New and upgraded weapons systems rolled off the assembly lines, including the long-delayed and very costly MX missile program, which moved missiles around loops that hid their precise location, making them largely invulnerable to a Soviet first first strike. Reagan knew that the Soviets, whose economy was stagnant, would be hard pressed to keep pace.
The nuclear arms budget also grew by leaps and bounds. In 1981, George Kennan, the architect of U.S. containment policy, decried the continuing senseless buildup of nuclear weapons : "We have gone on piling weapon upon weapon, missile upon missile, new levels of destructiveness upon old ones. We have done this helplessly, almost involuntarily, like the victims of some sort of hypnotism, like men in a dream, like lemmings headed for the sea."

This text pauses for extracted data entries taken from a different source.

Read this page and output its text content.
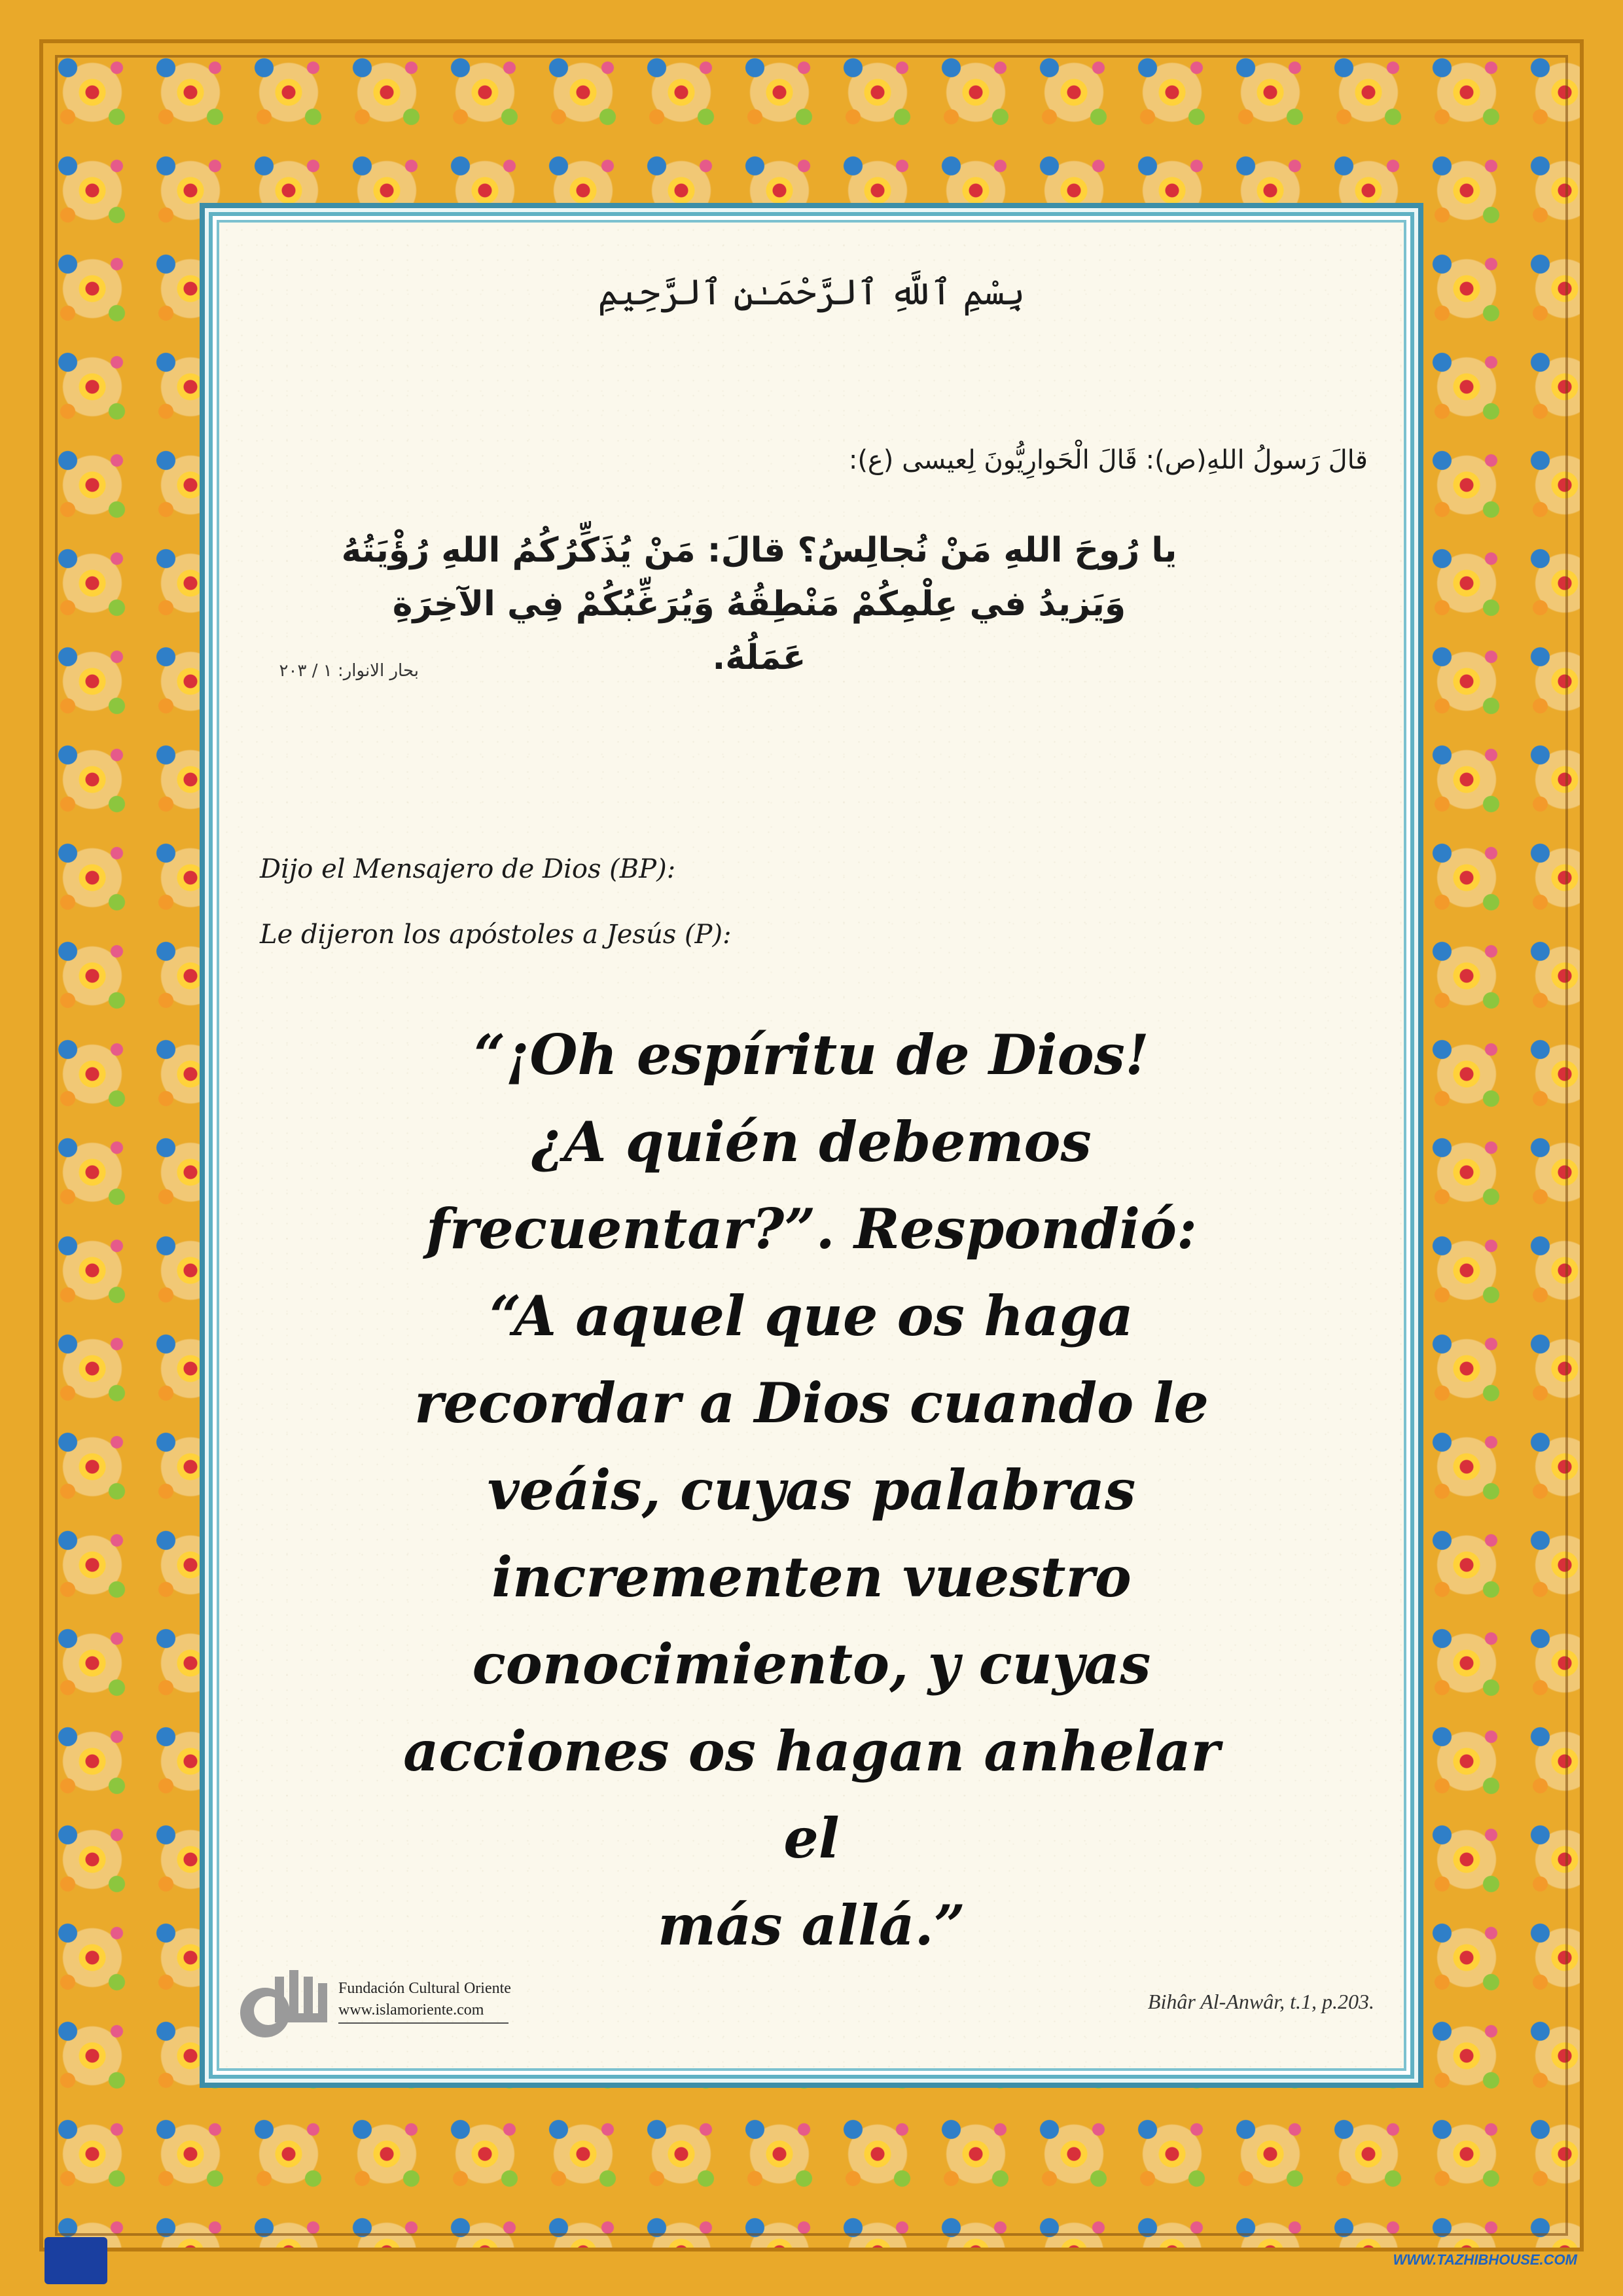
بِسْمِ ٱللَّهِ ٱلرَّحْمَـٰنِ ٱلرَّحِيمِ
قالَ رَسولُ اللهِ(ص): قَالَ الْحَوارِيُّونَ لِعيسى (ع):
يا رُوحَ اللهِ مَنْ نُجالِسُ؟ قالَ: مَنْ يُذَكِّرُكُمُ اللهِ رُؤْيَتُهُ
وَيَزيدُ في عِلْمِكُمْ مَنْطِقُهُ وَيُرَغِّبُكُمْ فِي الآخِرَةِ عَمَلُهُ.
بحار الانوار: ۱ / ۲۰۳
Dijo el Mensajero de Dios (BP):
Le dijeron los apóstoles a Jesús (P):
“¡Oh espíritu de Dios!
¿A quién debemos
frecuentar?”. Respondió:
“A aquel que os haga
recordar a Dios cuando le
veáis, cuyas palabras
incrementen vuestro
conocimiento, y cuyas
acciones os hagan anhelar el
más allá.”
Fundación Cultural Oriente
www.islamoriente.com	Bihâr Al-Anwâr, t.1, p.203.
WWW.TAZHIBHOUSE.COM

Reagan and Bush were anything but helpless in their arms buildup. They rejected the widely held view that nuclear war would lead to mutual destruction and began planning to win such a war --- an approach advocated by nuclear extremists like Colin Gray and Keith Payne, who declared in 1980, "The United States should plan to defeat the Soviet Union." They believed that the United States might lose 20 million citizens in the process. The key to surviving a nuclear attack, they posited, was an effective command-and-control structure to prevent chaos and keep lines of communication open. The military called this "C3" : command, control, and communications. Reagan invested heavily to ensure its invulnerability. Perversely, he projected such a war--winning strategy onto the Soviets. He pointed to a massive Soviet civil defense program as proof, even though no such program existed.